The programme was timed for noon. Believe me or not, I had told nobody about it and intended to watch it on my own in Tom McCarthy’s pub which had one of the few television sets in the town.
By about 11.45, I was ensconced in my favourite seat and, even though it was a busy fair, I was surprised to see so many people in the pub. Little did I know — the word had got around and my debut was to have a big audience.
I didn’t know whether to be pleased or embarrassed.
The minutes moved slowly to midday and then for the first time ever I saw my name on the screen — An Gearrsceal le Con Houlihan. There was an audience of about 100 people. They were nearly all young men and there were a few girls.
The script was in Irish but almost all of them weren’t long out of secondary school and they had a fair knowledge of the old language. And for good measure I had written a very simple script. I still do — it’s the only way I know.
You write as if talking to a few friends and thus the mighty film came across.
All the people present understood almost every word but that wasn’t the real merit of the little film. It was illustrated by many Impressionist paintings. Many of the audience, through no fault of their own, were seeing good paintings for the first time.
There was a gasp of delight and astonishment when Van Gogh’s painting of Paris at night from a terrace high up in Montmartre came into our vision.
It is a wonderful painting and Vincent, God rest him, found an appreciative audience in a little town in the south west of Ireland. Then there was Utrillo’s paintings of the roofs of Paris. It was a simple thing but it made the houses almost familiar. Manet’s Girl In The Bar Of The Olympia is one of my great favourites: as well as being a superb painting, it evokes all kinds of thoughts about the mentality of the people it portrays.
All this was new to most of my audience and it was new to me in the sense that I had never before seen those paintings so well represented as on Teilifís Éireann’s screen.
It was a new sensation and it confirmed my belief that on television the images should be the more important. The words should be an accompaniment.
And it made me feel like a pioneer who was spreading a new gospel.
At the end there was an ovation that couldn’t have been greater if I had scored a goal for Kerry to win an All-Ireland.
It was a day that I will long remember. My next appearance on television was an attempt to capture something of the atmosphere and character of the country around Castle Island.
In the meantime, I had often been on radio working with a congenial spirit, Aindreas Ó Gallchóir.
We worked together on a radio programme called The Heart of the Kingdom.
It was a neat job of work and went down very well. Then I made a television film with a director called Pat O’Connor, who was on the brink of going to great fame.

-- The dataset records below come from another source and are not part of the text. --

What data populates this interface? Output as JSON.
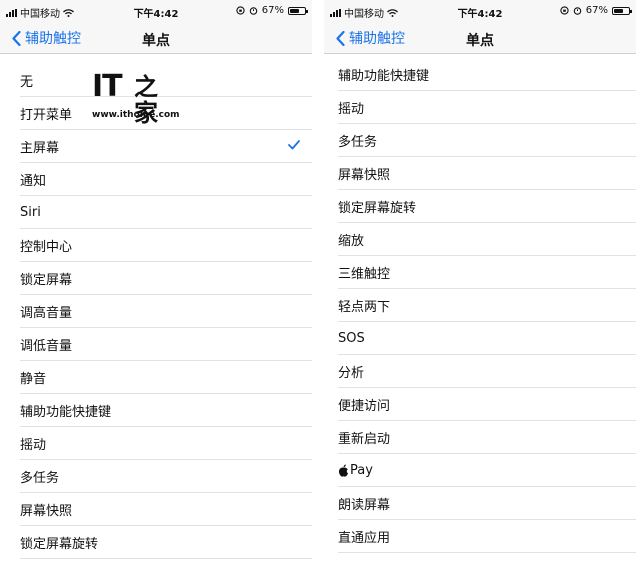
{
  "status_bar": {
    "carrier": "中国移动",
    "time": "下午4:42",
    "battery": "67%",
    "battery_level": 0.67
  },
  "nav": {
    "back_label": "辅助触控",
    "title": "单点"
  },
  "left_list": [
    {
      "label": "无",
      "selected": false
    },
    {
      "label": "打开菜单",
      "selected": false
    },
    {
      "label": "主屏幕",
      "selected": true
    },
    {
      "label": "通知",
      "selected": false
    },
    {
      "label": "Siri",
      "selected": false
    },
    {
      "label": "控制中心",
      "selected": false
    },
    {
      "label": "锁定屏幕",
      "selected": false
    },
    {
      "label": "调高音量",
      "selected": false
    },
    {
      "label": "调低音量",
      "selected": false
    },
    {
      "label": "静音",
      "selected": false
    },
    {
      "label": "辅助功能快捷键",
      "selected": false
    },
    {
      "label": "摇动",
      "selected": false
    },
    {
      "label": "多任务",
      "selected": false
    },
    {
      "label": "屏幕快照",
      "selected": false
    },
    {
      "label": "锁定屏幕旋转",
      "selected": false
    }
  ],
  "right_list": [
    {
      "label": "辅助功能快捷键"
    },
    {
      "label": "摇动"
    },
    {
      "label": "多任务"
    },
    {
      "label": "屏幕快照"
    },
    {
      "label": "锁定屏幕旋转"
    },
    {
      "label": "缩放"
    },
    {
      "label": "三维触控"
    },
    {
      "label": "轻点两下"
    },
    {
      "label": "SOS"
    },
    {
      "label": "分析"
    },
    {
      "label": "便捷访问"
    },
    {
      "label": "重新启动"
    },
    {
      "label": "Pay",
      "icon": "apple-logo-icon"
    },
    {
      "label": "朗读屏幕"
    },
    {
      "label": "直通应用"
    }
  ],
  "watermark": {
    "brand": "IT",
    "brand_cn": "之家",
    "url": "www.ithome.com"
  },
  "colors": {
    "accent": "#1a73e8",
    "bar_background": "#f7f7f7",
    "separator": "#e2e2e6"
  }
}
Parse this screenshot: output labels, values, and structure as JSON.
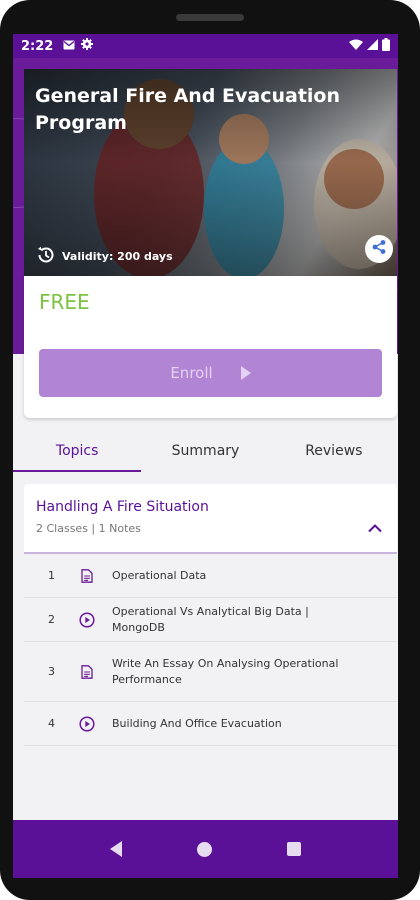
{
  "status_bar": {
    "time": "2:22"
  },
  "course": {
    "title": "General Fire And Evacuation Program",
    "validity": "Validity: 200 days",
    "price": "FREE",
    "enroll_label": "Enroll"
  },
  "tabs": [
    {
      "label": "Topics",
      "active": true
    },
    {
      "label": "Summary",
      "active": false
    },
    {
      "label": "Reviews",
      "active": false
    }
  ],
  "section": {
    "title": "Handling A Fire Situation",
    "subtitle": "2 Classes | 1 Notes",
    "lessons": [
      {
        "num": "1",
        "icon": "document-icon",
        "title": "Operational Data"
      },
      {
        "num": "2",
        "icon": "play-circle-icon",
        "title": "Operational Vs Analytical Big Data | MongoDB"
      },
      {
        "num": "3",
        "icon": "document-icon",
        "title": "Write An Essay On Analysing Operational Performance"
      },
      {
        "num": "4",
        "icon": "play-circle-icon",
        "title": "Building And Office Evacuation"
      }
    ]
  },
  "colors": {
    "primary": "#6a1b9a",
    "price": "#7cc242",
    "enroll_bg": "#b184d4"
  }
}
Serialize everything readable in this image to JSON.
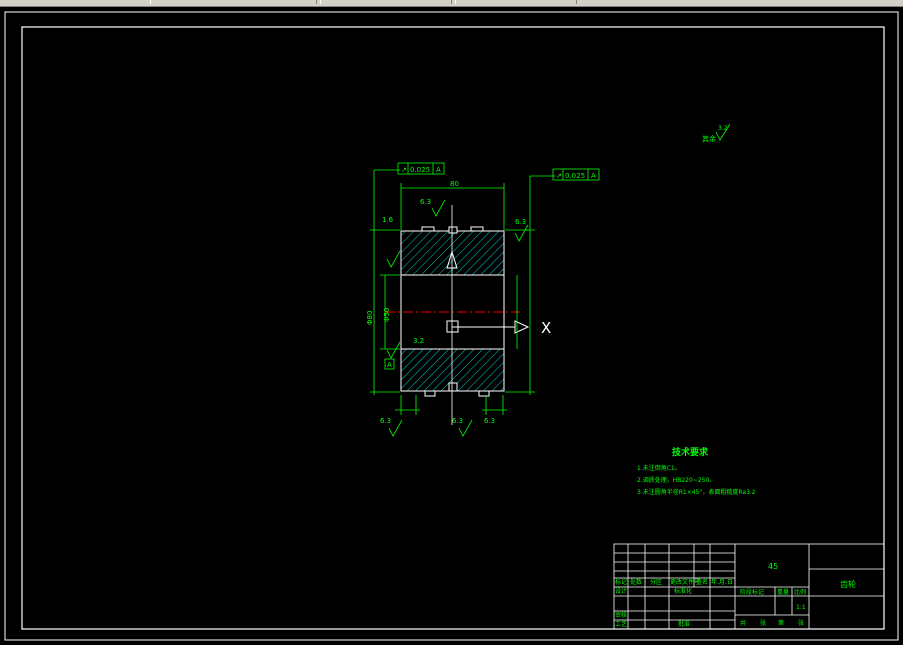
{
  "colors": {
    "background": "#000000",
    "frame": "#ffffff",
    "annotation": "#00ff00",
    "centerline": "#ff0000",
    "hatch": "#00cccc"
  },
  "drawing": {
    "dims": {
      "total_width": "80",
      "tol_left": "0.025",
      "tol_right": "0.025",
      "datum_letter": "A",
      "rough_top": "6.3",
      "rough_left": "1.6",
      "rough_right": "6.3",
      "rough_mid": "3.2",
      "rough_bottom": "6.3",
      "bore_dia": "Φ50",
      "outer_dia": "Φ80",
      "rough_corner_val": "3.2",
      "rough_corner_label": "其余",
      "x_mark": "X"
    },
    "notes": {
      "title": "技术要求",
      "items": [
        "1.未注倒角C1。",
        "2.调质处理，HB220~250。",
        "3.未注圆角半径R1×45°，表面粗糙度Ra3.2"
      ]
    },
    "title_block": {
      "material": "45",
      "part_name": "齿轮",
      "scale": "1:1",
      "row_labels": [
        "标记",
        "处数",
        "分区",
        "更改文件号",
        "签名",
        "年.月.日"
      ],
      "left_labels": [
        "设计",
        "审核",
        "工艺"
      ],
      "mid_labels": [
        "标准化",
        "批准"
      ],
      "stage_label": "阶段标记",
      "weight_label": "重量",
      "scale_label": "比例",
      "sheet_labels": [
        "共",
        "张",
        "第",
        "张"
      ]
    }
  }
}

He was a very easy man to work with. The film was called The Wheels Of The World: it showed a fair day in Castle Island. We were all pleased with it.
Those jobs of work were only about 20 minutes in length. Since then there has been work on long documentaries, and I was not always happy with the finished work because when you are working with a director, he may have his own intuitions and they may not coincide with yours.
That is life. Nobody is infallible and we have to listen to other people’s concepts and intuitions.
That morning in Castle Island when the documentary was shown will always stay with me because all our concepts had been illustrated. The film was only partly about the short story. It said far more about Impressionist painting.
It would be wonderful to get a free hand at attempting to express the essence of life in my own town.
To do that is nearly impossible. There are always colleagues who like to go their own way. It would fulfill a dream to make an evocation of life in that town in the course of one day.
My endeavour would be to make it far more honest than Ulysses and it would possibly make me immortal, kind of.”